Former Bomber Command Vickers Wellington and Avro Lancaster pilot John Oliver ‘Jo’ Lancaster DFC — who went on to become the first man to make an emergency ejection using a Martin-Baker seat — celebrated his 100th birthday at the RAF Benevolent Fund’s Princess Marina House in Rustington on 4 February.

For many years the veteran pilot, who lives in Hassocks, near Brighton, has dedicated countless hours to fundraising and advocating on behalf of the RAF Benevolent Fund.

Heather Kemp, regional fundraiser at the RAFBF, said, “From the first moment I met Jo, he has been such an incredible inspiration to me and everyone at the Benevolent Fund. He has given so much of his time and energy, not only to fundraising on behalf of the Bomber Command Memorial but to signing books day in, day out in all sorts of weather with me at airshows. We’re delighted that he is celebrating amongst fellow Bomber Command veterans at Princess Marina House, and are honoured to be a part of this truly special occasion.”

Jo added, “Us bomber boys have been coming to Princess Marina House for about eight years now and the staff here look after us so well. They’ve been fantastic in pulling this party together for me and I am really grateful to each and every one of them.”

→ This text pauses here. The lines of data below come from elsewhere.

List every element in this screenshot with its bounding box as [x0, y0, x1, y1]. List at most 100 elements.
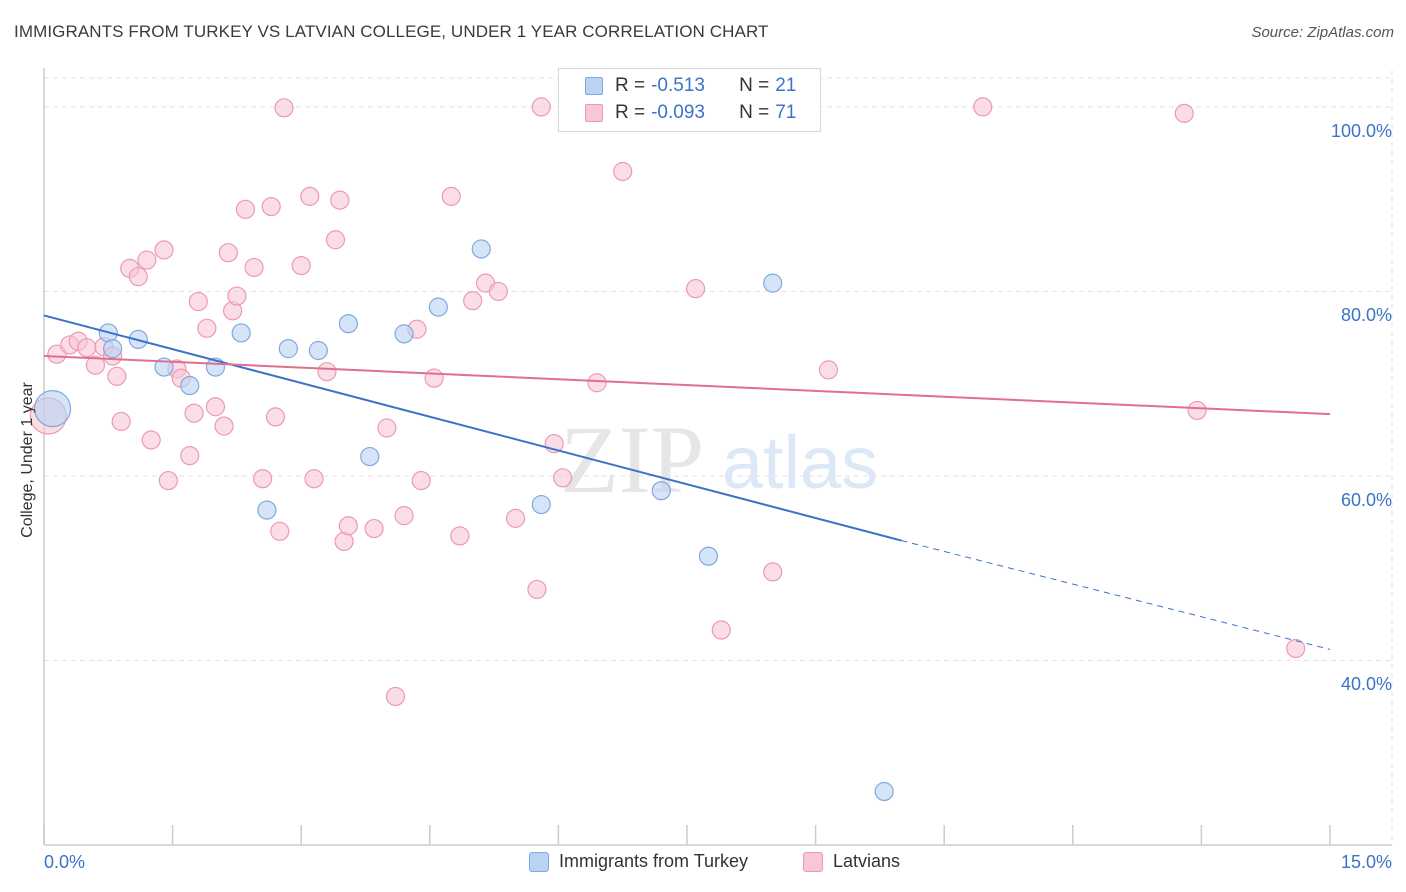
- data-point: [47, 344, 67, 364]
- data-point: [141, 430, 161, 450]
- data-point: [531, 494, 551, 515]
- data-point: [158, 470, 178, 491]
- x-tick-label-max: 15.0%: [1340, 852, 1392, 872]
- r-label: R =: [615, 102, 646, 123]
- data-point: [330, 190, 350, 210]
- data-point: [471, 239, 491, 259]
- data-point: [218, 243, 238, 263]
- data-point: [394, 506, 414, 526]
- data-point: [244, 257, 264, 278]
- data-point: [553, 468, 573, 488]
- legend-label: Immigrants from Turkey: [559, 851, 749, 871]
- data-point: [180, 446, 200, 466]
- data-point: [1174, 103, 1194, 123]
- latvian-swatch-icon: [803, 851, 823, 872]
- watermark-atlas: atlas: [722, 421, 878, 504]
- data-point: [364, 518, 384, 539]
- data-point: [428, 297, 448, 317]
- legend-item-turkey: Immigrants from Turkey: [529, 851, 748, 872]
- data-point: [763, 562, 783, 582]
- data-point: [505, 508, 526, 528]
- data-point: [685, 279, 706, 299]
- data-point: [587, 373, 607, 393]
- x-tick-label-min: 0.0%: [44, 852, 86, 872]
- source-credit: Source: ZipAtlas.com: [1251, 24, 1394, 41]
- data-point: [253, 469, 273, 489]
- chart-title: IMMIGRANTS FROM TURKEY VS LATVIAN COLLEG…: [14, 22, 769, 41]
- watermark: ZIP atlas: [560, 406, 878, 513]
- n-label: N =: [739, 75, 770, 96]
- data-point: [180, 375, 200, 396]
- data-point: [531, 97, 551, 117]
- y-tick-label: 60.0%: [1340, 489, 1392, 510]
- data-point: [85, 355, 106, 375]
- r-label: R =: [615, 75, 646, 96]
- latvian-trend-line: [43, 355, 1331, 416]
- data-point: [763, 273, 783, 293]
- data-point: [698, 546, 719, 566]
- data-point: [278, 339, 298, 359]
- data-point: [338, 516, 358, 536]
- data-point: [205, 397, 226, 417]
- data-point: [360, 446, 380, 467]
- axes: [43, 68, 1392, 846]
- data-point: [102, 339, 123, 359]
- watermark-zip: ZIP: [560, 406, 704, 513]
- y-tick-label: 40.0%: [1340, 674, 1392, 695]
- data-point: [308, 340, 328, 361]
- turkey-trend-line: [43, 314, 902, 542]
- data-point: [154, 240, 174, 260]
- data-point: [317, 362, 337, 382]
- gridlines: [44, 70, 1393, 845]
- data-point: [973, 97, 993, 117]
- data-point: [231, 323, 251, 343]
- data-point: [488, 281, 508, 302]
- legend-label: Latvians: [833, 851, 901, 871]
- data-point: [651, 481, 671, 501]
- legend-row-turkey: R = -0.513 N = 21: [585, 73, 796, 99]
- data-point: [385, 686, 406, 707]
- data-point: [377, 418, 397, 438]
- data-point: [424, 368, 444, 388]
- legend-row-latvians: R = -0.093 N = 71: [585, 100, 796, 126]
- data-point: [235, 199, 256, 219]
- data-point: [1286, 638, 1306, 659]
- data-point: [394, 324, 414, 344]
- n-value: 71: [775, 102, 797, 123]
- series-legend: Immigrants from Turkey Latvians: [0, 851, 1406, 877]
- data-point: [338, 314, 358, 334]
- data-point: [197, 318, 217, 338]
- latvians-points: [29, 97, 1306, 707]
- data-point: [184, 403, 204, 423]
- data-point: [291, 255, 311, 276]
- turkey-swatch-icon: [585, 77, 603, 95]
- data-point: [1187, 400, 1207, 421]
- data-point: [711, 620, 731, 640]
- data-point: [33, 390, 72, 428]
- r-value: -0.093: [651, 102, 705, 123]
- data-point: [463, 291, 483, 311]
- y-axis-label: College, Under 1 year: [19, 382, 36, 538]
- turkey-trend-extension: [901, 540, 1331, 650]
- data-point: [227, 286, 247, 306]
- data-point: [137, 250, 157, 270]
- data-point: [450, 526, 470, 546]
- correlation-legend: R = -0.513 N = 21 R = -0.093 N = 71: [558, 68, 821, 132]
- data-point: [613, 161, 633, 182]
- latvian-swatch-icon: [585, 104, 603, 122]
- data-point: [188, 291, 208, 312]
- turkey-points: [33, 239, 894, 802]
- data-point: [527, 579, 547, 600]
- legend-item-latvians: Latvians: [803, 851, 900, 872]
- data-point: [818, 360, 839, 380]
- data-point: [411, 470, 431, 491]
- data-point: [874, 781, 894, 802]
- data-point: [77, 338, 97, 358]
- data-point: [214, 416, 234, 436]
- data-point: [257, 500, 277, 520]
- y-tick-label: 80.0%: [1340, 305, 1392, 326]
- data-point: [274, 98, 294, 118]
- data-point: [325, 230, 346, 250]
- data-point: [265, 407, 286, 427]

Starting his aviation career in 1935 as an engineering apprentice with Armstrong Whitworth, Jo flew 54 operations during the war, including the first thousand bomber raid on the night of 30-31 May 1942 in a Wellington while still serving with No 22 Operational Training Unit. In 1945 Jo went to the Empire Test Pilots’ School, and the following year to Saunders-Roe at Cowes as deputy to chief test pilot Geoffrey Tyson. As a test pilot on the SR/A1, Jo flew the flying boat fighter at the 1948 Farnborough show, and after rejoining Armstrong Whitworth in 1949 he made his historic ejection when the AW52 flying wing he was piloting from Bitteswell on 30 May 1949 developed a terminal oscillation in pitch during a shallow dive.

When Jo retired from flying in 1984, he had more than 13,000 hours in his logbooks.

He had a feature about his ejection, ‘Setting the Record Straight’, published in the October 2006 issue of Aeroplane.